Two schools -- Syracuse Elementary and Stewart Elementary in Centerville -- began teaching Chinese immersion to half of their kindergartners. A French immersion class is being taught to half the kindergartners at Morgan Elementary in Kaysville.
Spanish immersion is in its fourth year at Sand Springs Elementary in Layton and Eagle Bay Elementary in Farmington.
Bonnie Flint, world languages curriculum supervisor for the district, said students in the programs are expected to become fluent in the language they are studying by the time they finish sixth grade.
She said students will learn numbers, colors, the alphabet and other subjects in their respective foreign language.
During another part of the day, the children will also learn the English alphabet and grammar.
"This is where language needs to start in schools -- with immersion," Flint said.
"The younger they start, the better able they are to absorb the language.
"By the time the students in these schools reach sixth grade, half of each school will be fluent in a foreign language," Flint said.
In junior high school, those students will be taking advanced language courses and will be able to take advanced placement tests to gain high school credit in their language.
Zhao Ning, a Chinese immersion teacher at Stewart Elementary, said to qualify to teach the program here in Utah, she spent a week in Bejing being briefed on how to teach the Chinese language in American schools.
Then she and others in her group who were coming to America, attended a 10-day orientation at Stanford University.
Those in the group that came to Utah attended another orientation at the University of Utah.

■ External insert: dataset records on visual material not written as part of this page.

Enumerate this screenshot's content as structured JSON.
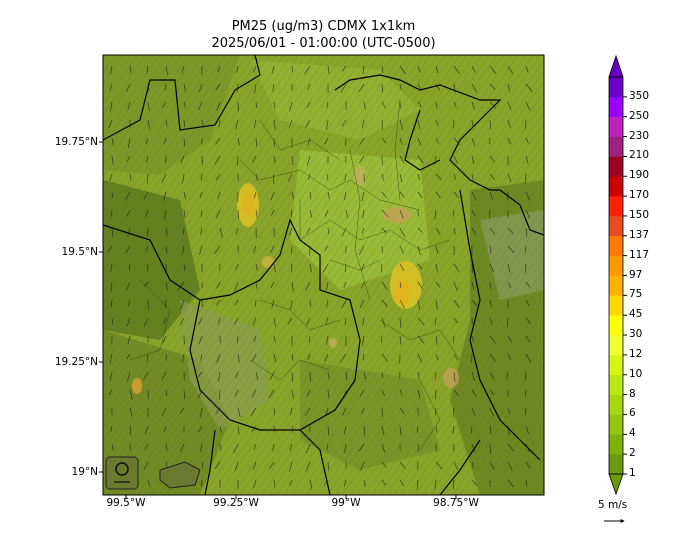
{
  "title": {
    "line1": "PM25 (ug/m3) CDMX 1x1km",
    "line2": "2025/06/01 - 01:00:00 (UTC-0500)"
  },
  "axes": {
    "lat_labels": [
      "19.75°N",
      "19.5°N",
      "19.25°N",
      "19°N"
    ],
    "lon_labels": [
      "99.5°W",
      "99.25°W",
      "99°W",
      "98.75°W"
    ]
  },
  "colorbar": {
    "levels": [
      "1",
      "2",
      "4",
      "6",
      "8",
      "10",
      "12",
      "30",
      "45",
      "75",
      "97",
      "117",
      "137",
      "150",
      "170",
      "190",
      "210",
      "230",
      "250",
      "350"
    ],
    "colors": [
      "#6b9a0a",
      "#7fb10c",
      "#92c60e",
      "#a6d80f",
      "#b8e812",
      "#d6f510",
      "#f2ff33",
      "#ffff00",
      "#ffd700",
      "#ffb300",
      "#ff9a00",
      "#ff7a00",
      "#e84c1f",
      "#ff2000",
      "#d00000",
      "#a00020",
      "#a02080",
      "#c020c0",
      "#9b00ff",
      "#6a00c8"
    ],
    "extend": "both"
  },
  "wind_key": {
    "label": "5 m/s"
  },
  "map": {
    "base_color": "#8aa32a",
    "hotspot_color": "#d9c024",
    "boundary_color": "#000000"
  }
}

"We are so excited to be here," Ning said. "I want to learn more about American culture and to learn about American schools to improve teaching in China."
Flint said each year as one kindergarten group advances to the next grade level, new kindergarten students will start the immersion program for the Chinese, French and Spanish languages. Flint also hopes to start a Japanese immersion program.
Teacher salaries are currently paid by foreign government programs and federal and state grants.
Flint said a six-year state grant is assisting in program startup by enabling programs to purchase supplies, like foreign language library books and classroom materials.
She said when the grants are depleted in six years, schools will be well-stocked with needed materials in the respective languages and full-time language teachers will be hired in each school as teachers resign or retire.
Flint said U.S. and international programs are supporting language immersion programs because of the high demand in the job market for people who can speak those languages.
In 2008, teachers from China began teaching that language in several junior high and high schools in the district through government grant programs.
"Chinese and French are critical-needs languages as determined by the federal government," Flint said.
"Universities aren't graduating enough teachers in those languages to fill the job needs of governments and communities."
She said prior to being accepted for the language immersion classes, a student's parents must commit to allowing the child to remain in the program through sixth grade.
She said if a student drops out of the program in third grade, there wouldn't be another child able to take that slot.
"It is a big commitment on the part of the parents," Flint said. "It takes quite a leap of faith because they can't help with homework."